EDITORIAL
Retrato de um país ameaçado pelo marasmo
A queda de 17% dos salários dos portugueses licenciados
entre os 25 e os 34 anos no decorrer da década passada é a prova acabada de que
Portugal não só está a passar ao lado do presente, como está a pôr gravemente
em risco as suas perspectivas de um bom futuro.
Manuel Carvalho
2 de Junho de
2021, 22:00
https://www.publico.pt/2021/06/02/economia/editorial/retrato-pais-ameacado-marasmo-1965113
Há estudos que
deviam provocar no país um estado de sobressalto, de indignação e de vontade
profunda de mudar. O que a Fundação José Neves divulgou é um desses casos.

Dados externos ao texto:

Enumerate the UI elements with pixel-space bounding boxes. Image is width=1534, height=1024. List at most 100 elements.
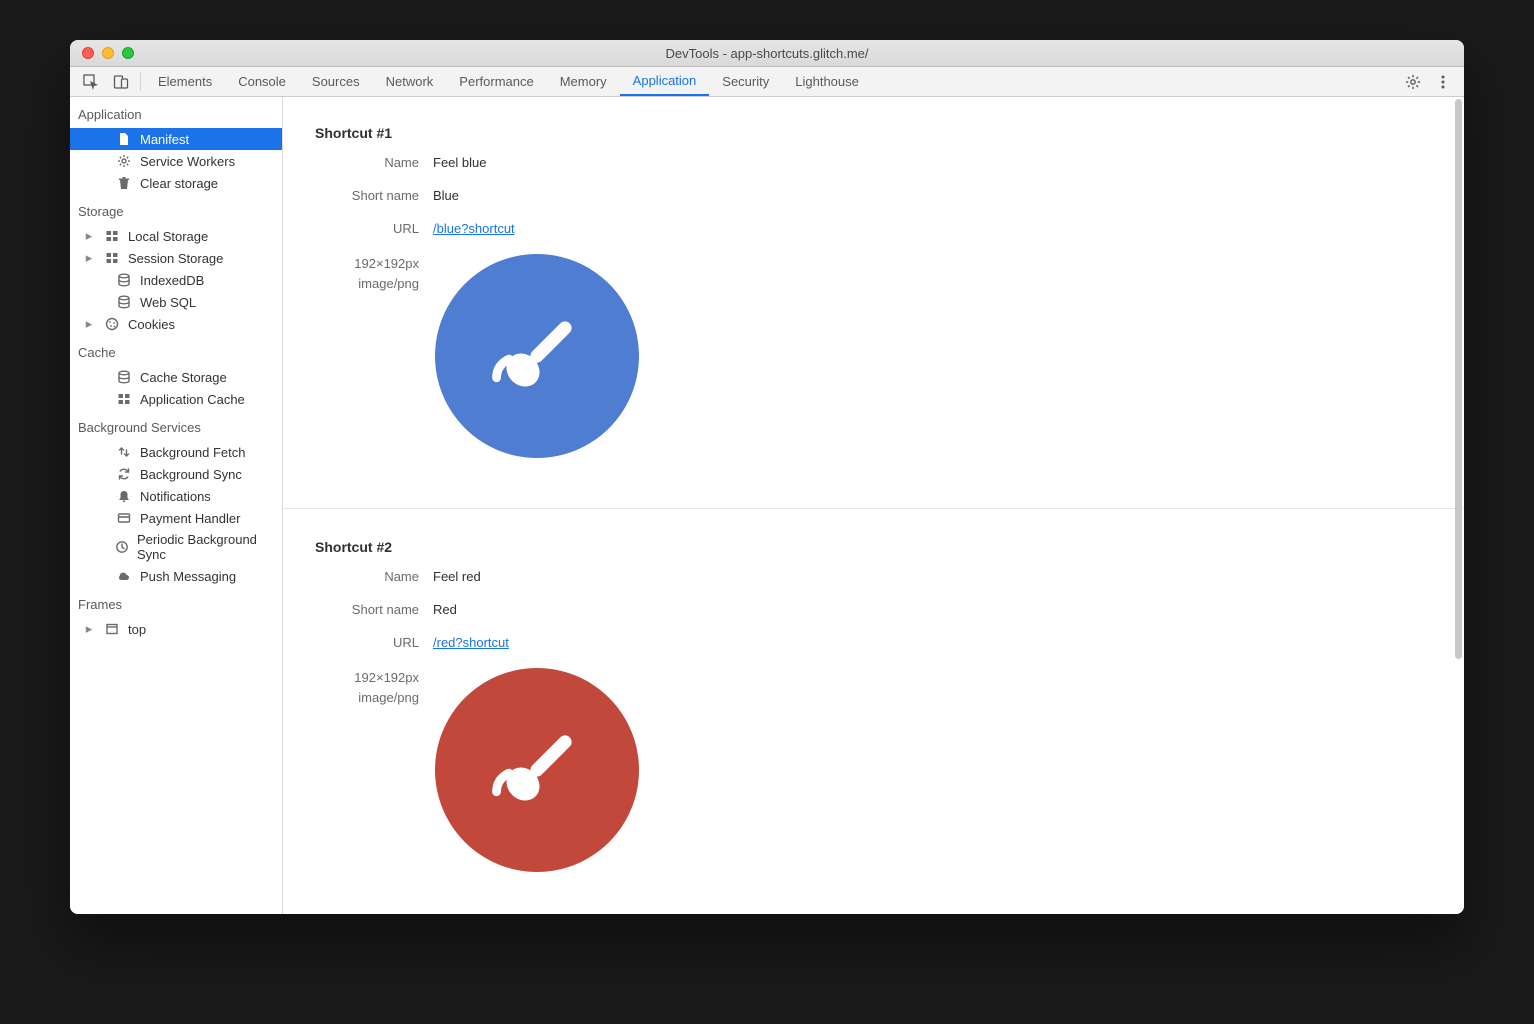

Pelas suas conclusões, ficámos a perceber as razões pelas quais Portugal
coexiste com a avaliação de suficiente menos, em paz com décadas de estagnação
económica, indiferente ao tratamento que é dado à geração mais qualificada de
sempre. A queda de 17% dos salários dos portugueses licenciados entre os 25 e
os 34 anos no decorrer da década passada é a prova acabada de que Portugal não
só está a passar ao lado do presente, como está a pôr gravemente em risco as
suas perspectivas de um bom futuro.
Não é difícil
encontrar causas que justifiquem este absurdo. Os anos do ajustamento da troika
comprimiram a economia. O caldo de cultura que está na base das desigualdades
continuou a comprometer a redistribuição. A força dos interesses instalados
manteve o eixo das prioridades políticas na protecção da função pública sem
olhar para a criação da riqueza que pode melhorar a sua condição. A resistência
de modelos de gestão arcaica privilegia os baixos salários em detrimento das
competências dos licenciados ou doutorados, apesar dos excelentes sinais dos
últimos anos. Os governos preferiram acolher sectores protegidos e próximos do
poder do que estimular a concorrência, o risco e a iniciativa.
Portugal tem sido
um país que não consegue acompanhar o crescimento dos países europeus com
estágios de desenvolvimento comparável por causa desta letargia e desta
incapacidade de mudar. A factura desse imobilismo conservador vê-se na baixa
geral dos salários e em particular nos salários dos jovens qualificados ou na
discrepância entre as remunerações de homens e mulheres. O custo dessa
cristalização mede-se no crónico desequilíbrio das contas públicas, mas também
no alheamento dos jovens da política ou na emigração dos mais ousados ou
talentosos.
Agora que se
discute um novo ciclo com a oportunidade da “bazuca” europeia e dos fundos
estruturais, é importante reflectir a realidade destes números. E a reflexão só
valerá a pena se evitar desculpas conformistas e aceitar que o modelo económico
não reflecte os actuais níveis de qualificação, a ciência que o país produz ou
as empresas de ponta que lhe sobreviveram. Olhando para a nova geração, uma
legião de pessoas qualificadas e cada vez mais mal pagas, percebe-se a hipoteca
do futuro. Sem uma economia e uma atitude colectiva que os retire da frustração
ou até do ressentimento, dificilmente se evitarão mais 30 anos de imobilismo e
empobrecimento. A realidade política frágil, dogmática e bloqueada não deixa,
infelizmente, muitas pistas para o optimismo.